Friday, February 12th, 2016

So… I think I’ve mentioned that I’m currently on a brief low-carb thing (6 days left!). Naturally, that means I’ve been thinking about – what else – carbs. And what’s more carb-loaded than bread? Nothin’, that’s what!

While I haven’t actually made these tonight, I did take pictures when I made my last batch, so here we are… My homemade croutons sit in an airtight container, silently waiting for the day they’ll be used in a salad or with soup. I silently sit at my desk, wondering how many bites of delectable croutons would still be low-carb (by the way, if you’re wondering, the answer is “none”).

Oh well, they’ll wait. It’s not like they could go stale or anything. That’s because they are, in fact, made from stale bread. Or regular bread. Whatever’s handy, really. Homemade or store-bought, if it’s bread, and not actually spoiled (as in mouldy) then you can turn any kind of bread into delicious croutons.

All you need is time, a little oil (I like the spray kind) and an oven. And a baking sheet. And some seasoning, if you want it. Maybe a bowl…

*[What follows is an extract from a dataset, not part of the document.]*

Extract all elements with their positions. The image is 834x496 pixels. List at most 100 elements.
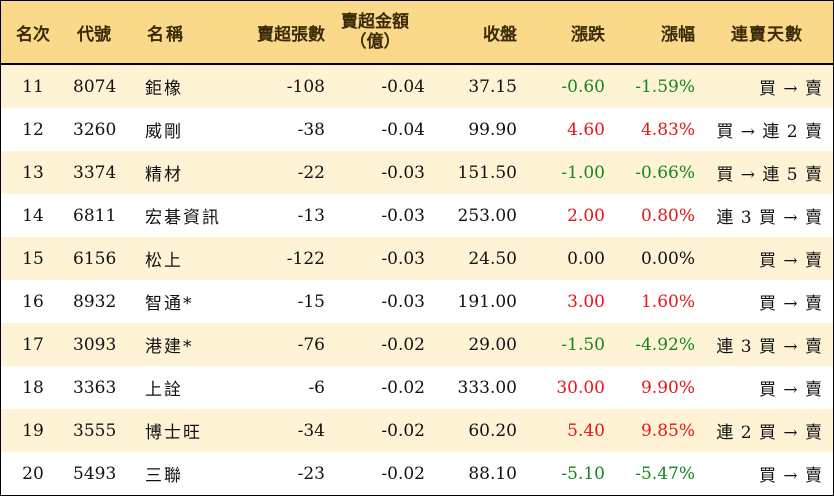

Personally, I leave out any extra seasonings, and leave the flavours to the thing the crouton goes in. It usually works out pretty well. If you want to try mixing up flavours, I like pre-packaged sweet pepper and garlic seasoning. Just a dash goes a long way.

Croutons Recipe

Ingredients

  • Bread. Stale, not mouldy works best, but fresh bread will do (it just takes longer).
  • Canola or Olive oil
  • Desired seasonings are optional (for example, packaged seasoning mix like sweet pepper and garlic)

Tools

  • Cutting board and bread knife
  • large mixing bowl and tongs
  • Baking tray
  • Oven

Directions

  1. Pre-heat the oven to 200F. Your goal is to dry out the bread, not cook it further.

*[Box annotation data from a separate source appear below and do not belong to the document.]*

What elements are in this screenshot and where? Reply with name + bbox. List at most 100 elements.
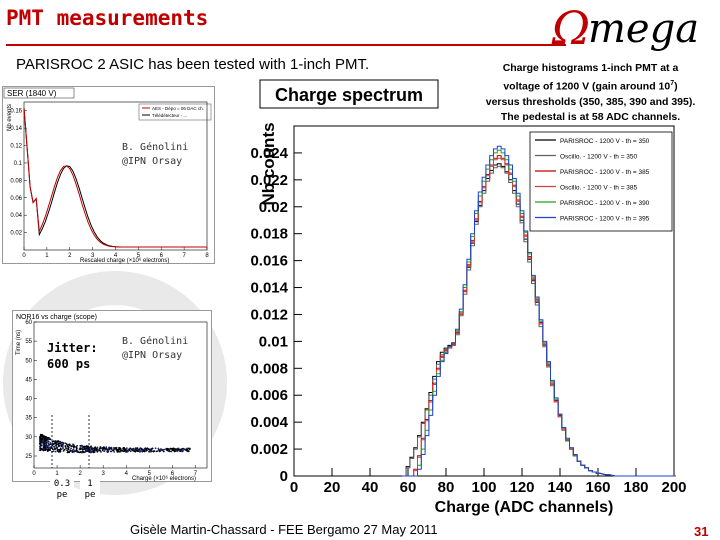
legend-entry: PARISROC - 1200 V - th = 390: [560, 200, 650, 207]
ser-y-tick: 0.04: [10, 213, 22, 219]
pe-mark-1: 1 pe: [80, 479, 100, 501]
nor-y-tick: 60: [25, 320, 32, 326]
y-tick-label: 0.008: [250, 360, 288, 377]
nor-x-tick: 3: [102, 471, 106, 477]
caption-line-1: Charge histograms 1-inch PMT at a: [502, 62, 679, 74]
ser-y-tick: 0.1: [14, 161, 23, 167]
caption-line-3: versus thresholds (350, 385, 390 and 395…: [485, 95, 696, 108]
nor-x-tick: 4: [125, 471, 129, 477]
x-tick-label: 40: [362, 479, 379, 496]
x-tick-label: 60: [400, 479, 417, 496]
title-rule: [6, 44, 566, 46]
legend-entry: PARISROC - 1200 V - th = 395: [560, 216, 650, 223]
ser-title: SER (1840 V): [7, 89, 57, 98]
nor-x-tick: 0: [32, 471, 36, 477]
ser-y-tick: 0.14: [10, 126, 22, 132]
y-tick-label: 0.016: [250, 253, 288, 270]
y-tick-label: 0.014: [250, 280, 288, 297]
jitter-box: [44, 338, 100, 372]
ser-x-tick: 1: [45, 253, 49, 259]
nor-y-tick: 35: [25, 416, 32, 422]
ser-x-tick: 4: [114, 253, 118, 259]
nor-y-tick: 30: [25, 435, 32, 441]
y-tick-label: 0.006: [250, 387, 288, 404]
nor-x-tick: 1: [55, 471, 59, 477]
ser-axes: 0 1 2 3 4 5 6 7 8 0.02 0.04 0.06 0.08 0.1 0.12 0.14 0.16: [10, 101, 209, 259]
nor-y-tick: 50: [25, 358, 32, 364]
nor-x-tick: 7: [194, 471, 198, 477]
x-tick-label: 140: [547, 479, 572, 496]
jitter-label: Jitter:: [47, 341, 98, 355]
chart-title: Charge spectrum: [275, 85, 423, 105]
nor-y-tick: 45: [25, 377, 32, 383]
nor-title: NOR16 vs charge (scope): [16, 314, 97, 321]
series-line-6: [402, 145, 676, 477]
chart-legend: PARISROC - 1200 V - th = 350 Oscillo. - 1…: [529, 131, 673, 232]
ser-legend-box: [138, 103, 212, 121]
nor-y-tick: 25: [25, 454, 32, 460]
ser-credit-line-2: @IPN Orsay: [122, 156, 182, 167]
x-tick-label: 200: [661, 479, 686, 496]
x-tick-label: 80: [438, 479, 455, 496]
ser-legend-1: AES - Dépo = 06 DAC ch.: [152, 106, 204, 111]
ser-x-tick: 3: [91, 253, 95, 259]
ser-y-tick: 0.12: [10, 144, 22, 150]
ser-title-box: [3, 87, 75, 99]
ser-credit-line-1: B. Génolini: [122, 141, 188, 153]
nor-x-tick: 2: [78, 471, 82, 477]
caption-line-4: The pedestal is at 58 ADC channels.: [500, 110, 681, 123]
omega-logo: Ω mega: [551, 2, 699, 55]
y-tick-label: 0.018: [250, 226, 288, 243]
chart-title-box: [259, 79, 439, 109]
logo-text: mega: [588, 6, 699, 52]
chart-caption: Charge histograms 1-inch PMT at a voltag…: [463, 61, 718, 125]
ser-x-tick: 7: [182, 253, 186, 259]
ser-inset-plot: SER (1840 V) Nb events AES - Dépo = 06 D…: [2, 86, 215, 264]
ser-y-tick: 0.06: [10, 196, 22, 202]
slide-title: PMT measurements: [6, 6, 209, 30]
ser-legend-2: Télédétecteur - ...: [152, 113, 187, 118]
x-tick-label: 100: [471, 479, 496, 496]
ser-x-tick: 6: [160, 253, 164, 259]
y-tick-label: 0.002: [250, 441, 288, 458]
nor-y-tick: 40: [25, 397, 32, 403]
chart-ylabel: Nb counts: [259, 122, 278, 205]
y-tick-label: 0.022: [250, 172, 288, 189]
slide-subtitle: PARISROC 2 ASIC has been tested with 1-i…: [16, 56, 370, 73]
ser-ylabel: Nb events: [7, 104, 13, 131]
x-tick-label: 180: [623, 479, 648, 496]
ser-y-tick: 0.08: [10, 178, 22, 184]
nor-scatter-cloud: [39, 433, 191, 454]
ser-x-tick: 0: [22, 253, 26, 259]
legend-box: [529, 131, 673, 232]
ser-x-tick: 2: [68, 253, 72, 259]
legend-entry: Oscillo. - 1200 V - th = 350: [560, 154, 638, 161]
jitter-value: 600 ps: [47, 357, 90, 371]
nor-credit-line-1: B. Génolini: [122, 335, 188, 347]
nor-y-tick: 55: [25, 339, 32, 345]
ser-histogram-red: [23, 107, 207, 248]
y-tick-label: 0: [280, 468, 288, 485]
y-tick-label: 0.02: [259, 199, 288, 216]
legend-entry: Oscillo. - 1200 V - th = 385: [560, 185, 638, 192]
page-number: 31: [694, 524, 709, 539]
caption-line-2: voltage of 1200 V (gain around 107): [503, 80, 678, 93]
nor-x-tick: 6: [171, 471, 175, 477]
slide-footer: Gisèle Martin-Chassard - FEE Bergamo 27 …: [130, 522, 438, 537]
y-tick-label: 0.024: [250, 145, 288, 162]
ser-y-tick: 0.16: [10, 109, 22, 115]
nor-ylabel: Time (ns): [16, 330, 22, 355]
charge-spectrum-chart: Charge spectrum Nb counts Charge (ADC ch…: [250, 79, 687, 516]
chart-series: [402, 145, 676, 477]
y-tick-label: 0.012: [250, 306, 288, 323]
logo-omega-glyph: Ω: [551, 2, 590, 55]
ser-y-tick: 0.02: [10, 231, 22, 237]
chart-axes: 0 20 40 60 80 100 120 140 160 180 200 0 0.002 0.004 0.…: [250, 125, 687, 496]
x-tick-label: 120: [509, 479, 534, 496]
nor-credit-line-2: @IPN Orsay: [122, 350, 182, 361]
pe-mark-03: 0.3 pe: [50, 479, 74, 501]
x-tick-label: 160: [585, 479, 610, 496]
nor-xlabel: Charge (×10⁶ electrons): [132, 475, 196, 482]
x-tick-label: 0: [290, 479, 298, 496]
x-tick-label: 20: [324, 479, 341, 496]
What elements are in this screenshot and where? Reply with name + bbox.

  2. Cut your bread into crouton-sized chunks. I like ’em about 2cm x 1cm x 1cm. Whatever size you go with, try to keep them roughly the same size, that way they dry out evenly in the oven.

  3. Toss your bread in a mixing bowl with a very small amount of oil. I like to use a light spritz of spray-oil, but you could use a baster brush to lightly baste a bit of oil on top. Shake the bread around until it’s all lightly coated with oil. If you have a lot of bread, you may need to do this in batches.

  4. Spread the bread into an even layer on the baking tray. Make sure the bread is in a flat layer, and not stacked on top of each other. Shake the tray a bit and make sure nothing falls off. You’re going to be doing that a few times, might as well make sure it’s stable now.

  5. Put the baking tray in the oven for 20-minute intervals. At the end of 20 minutes, take the tray out and give it a good shake so everything shifts around. The goal here is to avoid burning any bread by leaving it in one place. Put it back in the oven for another 20 minutes. Repeat until the bread is dry and crunchy, or when it’s golden brown.

    With really stale bread, you might be done in a round or two. Fresher bread might need a bit more.

  6. Let cool for an hour with a dry tea-towel over top, then store in an airtight container.

  7. Use in leafy green salads or as a garnish with soups.